Students enrolled in GSE do an annual exchange program that allows them to learn and work. Kids from Nicaragua and Ecuador come to California for three weeks each January; kids from California go to Nicaragua and Ecuador each spring break. They do projects on each other’s land, supporting reforestation efforts, and learning permaculture techniques, among other activities.
Community Foundation Sonoma County provided Global Student Embassy with a $10,000 grant in 2014 to support operations and scholarships for students participating in their Eco-Entrepreneurial Fellowship program. Maya, one of the participants, has found the human connection to be a profound experience.

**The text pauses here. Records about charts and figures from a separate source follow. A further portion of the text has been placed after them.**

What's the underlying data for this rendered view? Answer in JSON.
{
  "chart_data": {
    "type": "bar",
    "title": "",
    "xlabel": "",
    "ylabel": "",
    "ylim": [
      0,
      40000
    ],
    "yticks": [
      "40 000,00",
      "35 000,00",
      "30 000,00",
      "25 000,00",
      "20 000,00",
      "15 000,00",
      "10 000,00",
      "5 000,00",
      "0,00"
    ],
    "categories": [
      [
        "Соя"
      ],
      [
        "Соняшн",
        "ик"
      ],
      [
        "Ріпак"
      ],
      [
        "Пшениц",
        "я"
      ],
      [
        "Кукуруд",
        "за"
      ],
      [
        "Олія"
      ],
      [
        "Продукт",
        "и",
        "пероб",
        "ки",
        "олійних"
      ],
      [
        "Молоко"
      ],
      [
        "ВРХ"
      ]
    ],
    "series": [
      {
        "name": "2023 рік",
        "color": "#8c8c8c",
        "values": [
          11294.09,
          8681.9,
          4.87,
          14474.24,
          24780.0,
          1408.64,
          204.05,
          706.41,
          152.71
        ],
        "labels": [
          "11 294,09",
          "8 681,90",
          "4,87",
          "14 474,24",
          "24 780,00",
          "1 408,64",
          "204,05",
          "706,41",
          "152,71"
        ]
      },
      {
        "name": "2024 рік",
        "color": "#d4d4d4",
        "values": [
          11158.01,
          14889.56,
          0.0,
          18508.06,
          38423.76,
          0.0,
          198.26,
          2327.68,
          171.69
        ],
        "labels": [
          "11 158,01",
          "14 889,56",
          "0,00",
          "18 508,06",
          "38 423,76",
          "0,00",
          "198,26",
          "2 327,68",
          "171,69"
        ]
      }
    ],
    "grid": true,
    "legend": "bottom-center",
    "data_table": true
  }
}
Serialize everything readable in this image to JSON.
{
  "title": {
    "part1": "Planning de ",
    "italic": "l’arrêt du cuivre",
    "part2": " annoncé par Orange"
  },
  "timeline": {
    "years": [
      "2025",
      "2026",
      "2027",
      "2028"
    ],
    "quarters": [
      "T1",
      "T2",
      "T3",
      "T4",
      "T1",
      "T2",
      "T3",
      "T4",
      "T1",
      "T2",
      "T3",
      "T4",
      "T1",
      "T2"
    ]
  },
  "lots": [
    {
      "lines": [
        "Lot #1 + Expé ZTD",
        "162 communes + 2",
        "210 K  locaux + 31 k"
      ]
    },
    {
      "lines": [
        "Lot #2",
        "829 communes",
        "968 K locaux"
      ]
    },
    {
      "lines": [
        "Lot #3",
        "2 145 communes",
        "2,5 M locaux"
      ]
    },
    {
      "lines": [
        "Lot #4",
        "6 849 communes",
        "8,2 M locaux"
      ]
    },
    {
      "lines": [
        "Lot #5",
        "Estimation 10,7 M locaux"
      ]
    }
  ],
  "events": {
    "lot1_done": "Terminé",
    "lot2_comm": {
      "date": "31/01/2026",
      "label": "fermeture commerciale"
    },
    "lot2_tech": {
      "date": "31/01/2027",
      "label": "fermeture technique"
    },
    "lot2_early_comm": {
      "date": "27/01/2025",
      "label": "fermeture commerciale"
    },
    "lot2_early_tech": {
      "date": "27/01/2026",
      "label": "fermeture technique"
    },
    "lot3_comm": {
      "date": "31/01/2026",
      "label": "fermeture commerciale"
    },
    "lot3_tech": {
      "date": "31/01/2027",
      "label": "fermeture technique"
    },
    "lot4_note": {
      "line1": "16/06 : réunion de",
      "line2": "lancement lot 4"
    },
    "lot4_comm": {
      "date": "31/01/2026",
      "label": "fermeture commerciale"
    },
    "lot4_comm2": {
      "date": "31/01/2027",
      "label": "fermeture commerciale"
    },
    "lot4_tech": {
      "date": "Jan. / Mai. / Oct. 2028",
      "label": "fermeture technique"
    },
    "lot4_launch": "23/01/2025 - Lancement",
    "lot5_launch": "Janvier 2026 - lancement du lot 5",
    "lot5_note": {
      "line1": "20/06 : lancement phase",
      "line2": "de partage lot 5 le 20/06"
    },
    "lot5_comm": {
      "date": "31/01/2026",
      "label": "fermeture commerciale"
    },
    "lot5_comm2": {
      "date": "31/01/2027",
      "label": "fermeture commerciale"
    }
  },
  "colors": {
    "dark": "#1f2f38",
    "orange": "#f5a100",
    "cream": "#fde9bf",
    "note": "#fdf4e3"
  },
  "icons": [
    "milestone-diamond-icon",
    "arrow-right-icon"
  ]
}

“I’ve met exchange students before, and it’s been kind of uncomfortable,” she says, noting how stilted such conversations can be without common ground. “[In GSE], you’re talking to people from across the world who are really passionate about sustainable agriculture and food sovereignty and food equity and all these really big things that you only dream about. To meet somebody who is willing to come halfway across the globe to learn with you and share with you is so powerful. Every time the exchange students come, I cry. It’s really, really moving.”
The food that Sebastopol GSE students grow is donated to the families inhabiting the small trailer park surrounding their farm plot—many of whom now tend their own adjacent plots—as well as to the Ceres Project, the Redwood Empire Food Bank, and the Graton Day Labor Center.